A turbocharged BRZ demands more attention than a stock one.

  • Oil Changes: Every 3,000–4,000 miles with high-quality synthetic oil. The turbo places more heat stress on oil.
  • Spark Plugs: Replace every 20,000 miles (one step colder). Fouled plugs can cause misfires under boost.
  • Check for Boost Leaks: Annual smoke test or listening for whistling noises.
  • Turbo Wastegate: Ensure the actuator rod moves freely; sticking can cause overboost.
  • Serpentine Belt: Upgrade to a Kevlar belt (stronger) as the stock belt can slip with added pulley resistance.

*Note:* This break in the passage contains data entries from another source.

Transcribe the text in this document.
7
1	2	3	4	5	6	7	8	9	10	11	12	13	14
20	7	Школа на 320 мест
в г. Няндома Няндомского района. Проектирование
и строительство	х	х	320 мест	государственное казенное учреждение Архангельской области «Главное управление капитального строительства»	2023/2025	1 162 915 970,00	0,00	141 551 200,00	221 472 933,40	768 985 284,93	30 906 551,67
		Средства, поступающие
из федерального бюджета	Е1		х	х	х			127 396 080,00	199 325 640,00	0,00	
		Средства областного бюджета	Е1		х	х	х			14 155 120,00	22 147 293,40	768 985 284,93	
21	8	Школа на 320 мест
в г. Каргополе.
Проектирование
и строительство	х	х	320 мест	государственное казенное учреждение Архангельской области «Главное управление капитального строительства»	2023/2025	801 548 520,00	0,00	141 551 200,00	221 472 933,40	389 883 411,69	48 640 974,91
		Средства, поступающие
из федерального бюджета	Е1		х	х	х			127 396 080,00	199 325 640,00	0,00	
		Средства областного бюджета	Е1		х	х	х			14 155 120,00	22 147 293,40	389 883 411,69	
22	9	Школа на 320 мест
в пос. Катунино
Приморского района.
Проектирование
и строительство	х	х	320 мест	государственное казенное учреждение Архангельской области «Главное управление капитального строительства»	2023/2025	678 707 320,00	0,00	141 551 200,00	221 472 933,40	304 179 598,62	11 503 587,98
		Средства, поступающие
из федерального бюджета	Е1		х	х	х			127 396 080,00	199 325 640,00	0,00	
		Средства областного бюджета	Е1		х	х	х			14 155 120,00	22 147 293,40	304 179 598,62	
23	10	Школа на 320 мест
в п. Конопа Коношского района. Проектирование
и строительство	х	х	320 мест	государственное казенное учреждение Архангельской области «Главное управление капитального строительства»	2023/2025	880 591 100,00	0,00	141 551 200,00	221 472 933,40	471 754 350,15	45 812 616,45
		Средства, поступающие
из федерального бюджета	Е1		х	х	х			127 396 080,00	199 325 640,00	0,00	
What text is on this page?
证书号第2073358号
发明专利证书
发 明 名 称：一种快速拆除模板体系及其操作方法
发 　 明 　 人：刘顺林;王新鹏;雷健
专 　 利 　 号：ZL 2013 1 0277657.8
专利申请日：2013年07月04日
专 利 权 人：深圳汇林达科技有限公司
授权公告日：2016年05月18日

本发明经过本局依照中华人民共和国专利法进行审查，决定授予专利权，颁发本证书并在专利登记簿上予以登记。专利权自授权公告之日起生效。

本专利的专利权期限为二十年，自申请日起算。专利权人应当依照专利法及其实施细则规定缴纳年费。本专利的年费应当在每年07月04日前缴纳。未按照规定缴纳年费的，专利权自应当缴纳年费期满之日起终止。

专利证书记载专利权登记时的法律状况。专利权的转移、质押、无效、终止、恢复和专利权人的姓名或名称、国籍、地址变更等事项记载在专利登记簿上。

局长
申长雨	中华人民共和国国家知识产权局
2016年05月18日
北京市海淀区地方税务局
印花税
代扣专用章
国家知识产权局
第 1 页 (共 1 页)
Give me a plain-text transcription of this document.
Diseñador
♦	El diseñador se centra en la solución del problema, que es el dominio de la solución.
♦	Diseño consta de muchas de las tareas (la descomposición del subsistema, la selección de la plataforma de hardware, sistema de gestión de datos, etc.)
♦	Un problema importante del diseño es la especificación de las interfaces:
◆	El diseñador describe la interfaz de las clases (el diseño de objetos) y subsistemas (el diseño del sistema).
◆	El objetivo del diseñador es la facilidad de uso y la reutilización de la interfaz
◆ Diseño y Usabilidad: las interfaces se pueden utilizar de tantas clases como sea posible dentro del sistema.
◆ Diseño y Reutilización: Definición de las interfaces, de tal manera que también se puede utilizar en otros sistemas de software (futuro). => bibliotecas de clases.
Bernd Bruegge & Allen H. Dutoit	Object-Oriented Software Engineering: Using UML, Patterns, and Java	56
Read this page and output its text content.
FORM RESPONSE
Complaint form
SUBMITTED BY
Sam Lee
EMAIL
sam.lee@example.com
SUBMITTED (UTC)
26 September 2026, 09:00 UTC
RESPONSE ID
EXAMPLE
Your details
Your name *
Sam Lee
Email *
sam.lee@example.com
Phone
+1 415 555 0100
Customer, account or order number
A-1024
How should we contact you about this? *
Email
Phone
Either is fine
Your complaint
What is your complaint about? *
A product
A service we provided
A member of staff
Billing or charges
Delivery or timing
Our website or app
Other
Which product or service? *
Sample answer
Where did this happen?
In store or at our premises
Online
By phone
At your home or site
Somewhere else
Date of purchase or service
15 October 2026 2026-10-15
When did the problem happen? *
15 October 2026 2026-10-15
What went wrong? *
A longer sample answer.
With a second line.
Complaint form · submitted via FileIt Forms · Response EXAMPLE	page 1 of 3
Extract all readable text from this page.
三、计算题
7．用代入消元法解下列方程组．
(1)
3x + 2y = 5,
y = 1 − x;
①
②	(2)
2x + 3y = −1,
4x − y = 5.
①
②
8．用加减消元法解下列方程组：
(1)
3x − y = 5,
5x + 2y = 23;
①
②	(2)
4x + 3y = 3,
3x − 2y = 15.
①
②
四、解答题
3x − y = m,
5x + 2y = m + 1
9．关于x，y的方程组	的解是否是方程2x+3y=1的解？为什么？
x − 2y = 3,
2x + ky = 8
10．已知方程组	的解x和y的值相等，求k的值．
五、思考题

Common issues include blown intercooler couplers (upgrade to T-bolt clamps), cracked exhaust manifold if not properly supported, and oil leaks from the turbo oil return line. Address these promptly to prevent cascading failures.

External Resources

For further reading and official specifications, refer to the following:

Conclusion

The Cosworth Turbo Kit is one of the most complete and reliable ways to bring the Subaru BRZ to 300 horsepower. By understanding each component, following a precise installation, and investing in professional tuning and supporting upgrades, you can create a car that is both faster and still dependable for daily driving or track days. The key is patience—do not cut corners on cooling, fuel system, or clutch. With the right approach, your turbocharged BRZ will put a smile on your face every time the boost hits.